Clara stared at him with her great questioning dark eyes, and her face became as pale as his.

"How can the City affect you and me, Harold?"

"It is dishonor. I cannot ask you to share it."

"Dishonor! The loss of some miserable gold and silver coins!"

"Oh, Clara, if it were only that! We could be far happier together in a little cottage in the country than with all the riches of the City. Poverty could not cut me to the heart, as I have been cut this morning. Why, it is but twenty minutes since I had the letter, Clara, and it seems to me to be some old, old thing which happened far away in my past life, some horrid black cloud which shut out all the freshness and the peace from it."

"But what is it, then? What do you fear worse than poverty?"

"To have debts that I cannot meet. To be hammered upon 'Change and declared a bankrupt. To know that others have a just claim upon me and to feel that I dare not meet their eyes. Is not that worse than poverty?"

"Yes, Harold, a thousand fold worse! But all this may be got over. Is there nothing more?"

"My partner has fled and left me responsible for heavy debts, and in such a position that I may be required by the law to produce some at least of this missing money. It has been confided to him to invest, and he has embezzled it. I, as his partner, am liable for it. I have brought misery on all whom I love-my father, my mother. But you at least shall not be under the shadow. You are free, Clara. There is no tie between us."

"It takes two to make such a tie, Harold," said she, smiling and putting her hand inside his arm. "It takes two to make it, dear, and also two to break it. Is that the way they do business in the City, sir, that a man can always at his own sweet will tear up his engagement?"

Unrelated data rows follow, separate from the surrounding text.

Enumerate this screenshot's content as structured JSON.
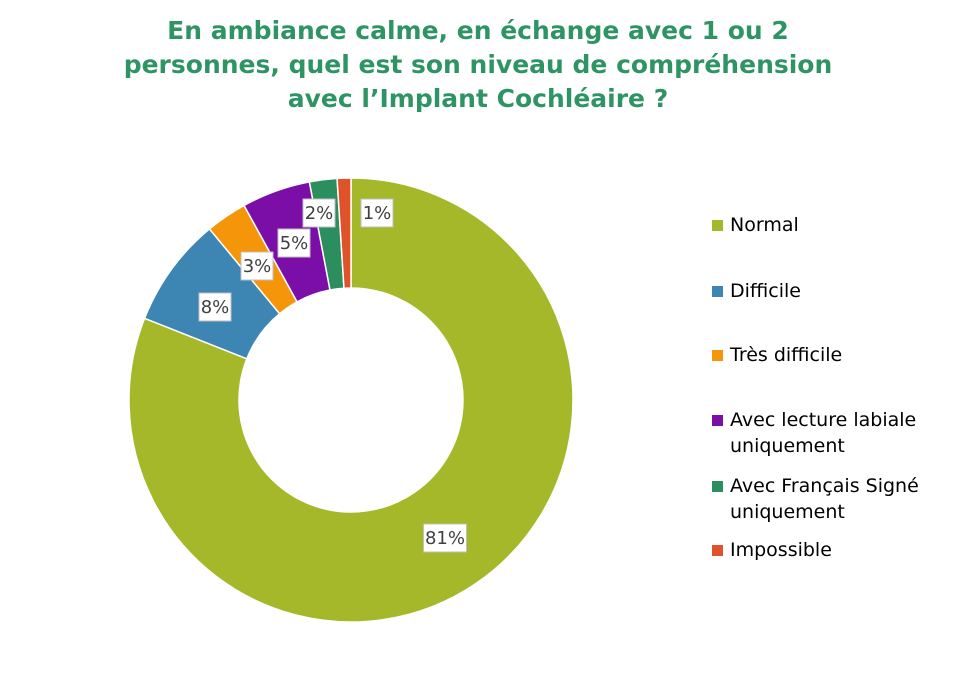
{
  "title_lines": [
    "En ambiance calme, en échange avec 1 ou 2",
    "personnes, quel est son niveau de compréhension",
    "avec l’Implant Cochléaire ?"
  ],
  "chart_data": {
    "type": "pie",
    "donut": true,
    "legend_position": "right",
    "slices": [
      {
        "label": "Normal",
        "value": 81,
        "display": "81%",
        "color": "#a5b82a"
      },
      {
        "label": "Difficile",
        "value": 8,
        "display": "8%",
        "color": "#3d86b4"
      },
      {
        "label": "Très difficile",
        "value": 3,
        "display": "3%",
        "color": "#f5960a"
      },
      {
        "label": "Avec lecture labiale uniquement",
        "value": 5,
        "display": "5%",
        "color": "#7a0ea6"
      },
      {
        "label": "Avec Français Signé uniquement",
        "value": 2,
        "display": "2%",
        "color": "#2c8e5f"
      },
      {
        "label": "Impossible",
        "value": 1,
        "display": "1%",
        "color": "#e0522a"
      }
    ]
  },
  "legend": [
    {
      "lines": [
        "Normal"
      ],
      "color": "#a5b82a"
    },
    {
      "lines": [
        "Difficile"
      ],
      "color": "#3d86b4"
    },
    {
      "lines": [
        "Très difficile"
      ],
      "color": "#f5960a"
    },
    {
      "lines": [
        "Avec lecture labiale",
        "uniquement"
      ],
      "color": "#7a0ea6"
    },
    {
      "lines": [
        "Avec Français Signé",
        "uniquement"
      ],
      "color": "#2c8e5f"
    },
    {
      "lines": [
        "Impossible"
      ],
      "color": "#e0522a"
    }
  ]
}
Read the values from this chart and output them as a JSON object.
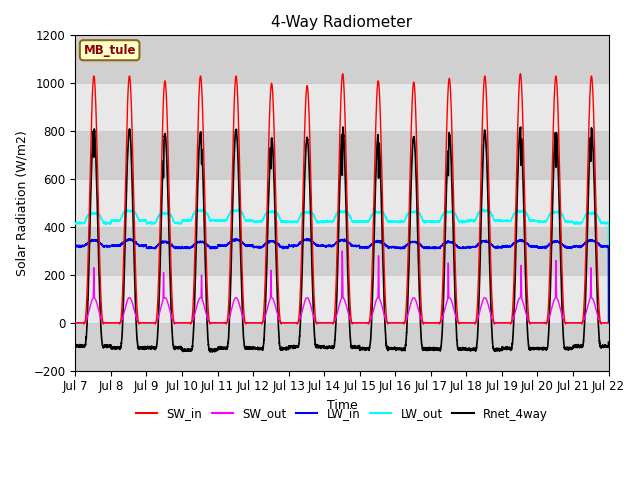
{
  "title": "4-Way Radiometer",
  "ylabel": "Solar Radiation (W/m2)",
  "xlabel": "Time",
  "station_label": "MB_tule",
  "station_label_facecolor": "#FFFFCC",
  "station_label_edgecolor": "#8B6914",
  "station_label_textcolor": "#8B0000",
  "ylim": [
    -200,
    1200
  ],
  "yticks": [
    -200,
    0,
    200,
    400,
    600,
    800,
    1000,
    1200
  ],
  "start_day": 7,
  "end_day": 22,
  "n_days": 15,
  "colors": {
    "SW_in": "#FF0000",
    "SW_out": "#FF00FF",
    "LW_in": "#0000FF",
    "LW_out": "#00FFFF",
    "Rnet_4way": "#000000"
  },
  "linewidths": {
    "SW_in": 1.0,
    "SW_out": 1.0,
    "LW_in": 1.0,
    "LW_out": 1.0,
    "Rnet_4way": 1.2
  },
  "legend_labels": [
    "SW_in",
    "SW_out",
    "LW_in",
    "LW_out",
    "Rnet_4way"
  ],
  "grid_color": "#CCCCCC",
  "plot_bg_color": "#E8E8E8",
  "alt_band_color": "#D0D0D0",
  "title_fontsize": 11,
  "label_fontsize": 9,
  "tick_fontsize": 8.5
}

"You hold me to it, Clara?"

"No creditor so remorseless as I, Harold. Never, never shall you get from that bond."

"But I am ruined. My whole life is blasted."

"And so you wish to ruin me, and blast my life also. No indeed, sir, you shall not get away so lightly. But seriously now, Harold, you would hurt me if it were not so absurd. Do you think that a woman's love is like this sunshade which I carry in my hand, a thing only fitted for the sunshine, and of no use when the winds blow and the clouds gather?"

"I would not drag you down, Clara."

"Should I not be dragged down indeed if I left your side at such a time? It is only now that I can be of use to you, help you, sustain you. You have always been so strong, so above me. You are strong still, but then two will be stronger. Besides, sir, you have no idea what a woman of business I am. Papa says so, and he knows."